How do I acquire Proof of No aviation incidents or accidents?
From your last employer. They can provide a statement of your dates of employment, hours flown and no incidents/accidents.
How can we go about obtaining a type rating on the B747?
You will need to visit an ATO who provides ratings. We do not offer type rating courses for the 747 or any non-rated positions on this aircraft type.
ASL AIRLINES BELGIUM contract questions
For the contract duration of 12 months at ASL Airlines Belgium, when does this start? At the beginning or the end of the training?
The contract starts at the beginning of the training.
What are the start dates for the opportunities with ASL Airlines Belgium?
There are starting now, there is no delay.
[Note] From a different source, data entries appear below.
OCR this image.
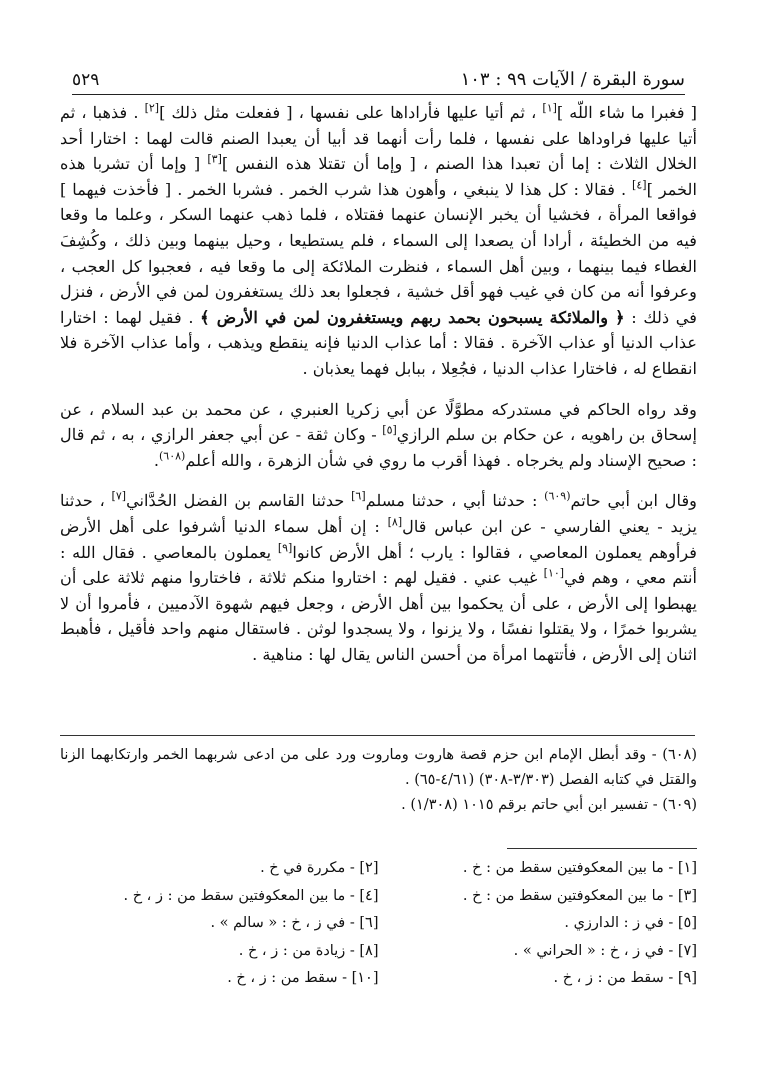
سورة البقرة / الآيات ٩٩ : ١٠٣
٥٢٩

[ فغبرا ما شاء اللّه ][١] ، ثم أتيا عليها فأراداها على نفسها ، [ ففعلت مثل ذلك ][٢] . فذهبا ، ثم أتيا عليها فراوداها على نفسها ، فلما رأت أنهما قد أبيا أن يعبدا الصنم قالت لهما : اختارا أحد الخلال الثلاث : إما أن تعبدا هذا الصنم ، [ وإما أن تقتلا هذه النفس ][٣] [ وإما أن تشربا هذه الخمر ][٤] . فقالا : كل هذا لا ينبغي ، وأهون هذا شرب الخمر . فشربا الخمر . [ فأخذت فيهما ] فواقعا المرأة ، فخشيا أن يخبر الإنسان عنهما فقتلاه ، فلما ذهب عنهما السكر ، وعلما ما وقعا فيه من الخطيئة ، أرادا أن يصعدا إلى السماء ، فلم يستطيعا ، وحيل بينهما وبين ذلك ، وكُشِفَ الغطاء فيما بينهما ، وبين أهل السماء ، فنظرت الملائكة إلى ما وقعا فيه ، فعجبوا كل العجب ، وعرفوا أنه من كان في غيب فهو أقل خشية ، فجعلوا بعد ذلك يستغفرون لمن في الأرض ، فنزل في ذلك : ﴿ والملائكة يسبحون بحمد ربهم ويستغفرون لمن في الأرض ﴾ . فقيل لهما : اختارا عذاب الدنيا أو عذاب الآخرة . فقالا : أما عذاب الدنيا فإنه ينقطع ويذهب ، وأما عذاب الآخرة فلا انقطاع له ، فاختارا عذاب الدنيا ، فجُعِلا ، ببابل فهما يعذبان .

وقد رواه الحاكم في مستدركه مطوَّلًا عن أبي زكريا العنبري ، عن محمد بن عبد السلام ، عن إسحاق بن راهويه ، عن حكام بن سلم الرازي[٥] - وكان ثقة - عن أبي جعفر الرازي ، به ، ثم قال : صحيح الإسناد ولم يخرجاه . فهذا أقرب ما روي في شأن الزهرة ، والله أعلم$^{(٦٠٨)}$.

وقال ابن أبي حاتم$^{(٦٠٩)}$ : حدثنا أبي ، حدثنا مسلم[٦] حدثنا القاسم بن الفضل الحُدَّاني[٧] ، حدثنا يزيد - يعني الفارسي - عن ابن عباس قال[٨] : إن أهل سماء الدنيا أشرفوا على أهل الأرض فرأوهم يعملون المعاصي ، فقالوا : يارب ؛ أهل الأرض كانوا[٩] يعملون بالمعاصي . فقال الله : أنتم معي ، وهم في[١٠] غيب عني . فقيل لهم : اختاروا منكم ثلاثة ، فاختاروا منهم ثلاثة على أن يهبطوا إلى الأرض ، على أن يحكموا بين أهل الأرض ، وجعل فيهم شهوة الآدميين ، فأمروا أن لا يشربوا خمرًا ، ولا يقتلوا نفسًا ، ولا يزنوا ، ولا يسجدوا لوثن . فاستقال منهم واحد فأقيل ، فأهبط اثنان إلى الأرض ، فأتتهما امرأة من أحسن الناس يقال لها : مناهية .

(٦٠٨) - وقد أبطل الإمام ابن حزم قصة هاروت وماروت ورد على من ادعى شربهما الخمر وارتكابهما الزنا والقتل في كتابه الفصل (٣/٣٠٣-٣٠٨) (٤/٦١-٦٥) .

(٦٠٩) - تفسير ابن أبي حاتم برقم ١٠١٥ (١/٣٠٨) .

[١] - ما بين المعكوفتين سقط من : خ .
[٢] - مكررة في خ .
[٣] - ما بين المعكوفتين سقط من : خ .
[٤] - ما بين المعكوفتين سقط من : ز ، خ .
[٥] - في ز : الدارزي .
[٦] - في ز ، خ : « سالم » .
[٧] - في ز ، خ : « الحراني » .
[٨] - زيادة من : ز ، خ .
[٩] - سقط من : ز ، خ .
[١٠] - سقط من : ز ، خ .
They have set start dates every month, we have people starting next week and then more people starting in three weeks. If you are not able to start now, you can be put forward for the dates in the following month.
The few jobs that are being advertised currently have requirements such as Valid OPC, last flight on type within x number of months etc. For those of us who have lost jobs/been furloughed, as time goes by meeting these requirements will be increasingly difficult. What do you recommend to offset this? And do you think airlines will have to be flexible with requirements as time goes on given the current situation?
Currently, our client is accepting the extensions provided by the CAA. What will happen in the future is not known. Before COVID-19, we always encouraged pilots to try and remain current when out of work by performing ferry flights etc. to ensure that they have recent take-off/landings in their logbook.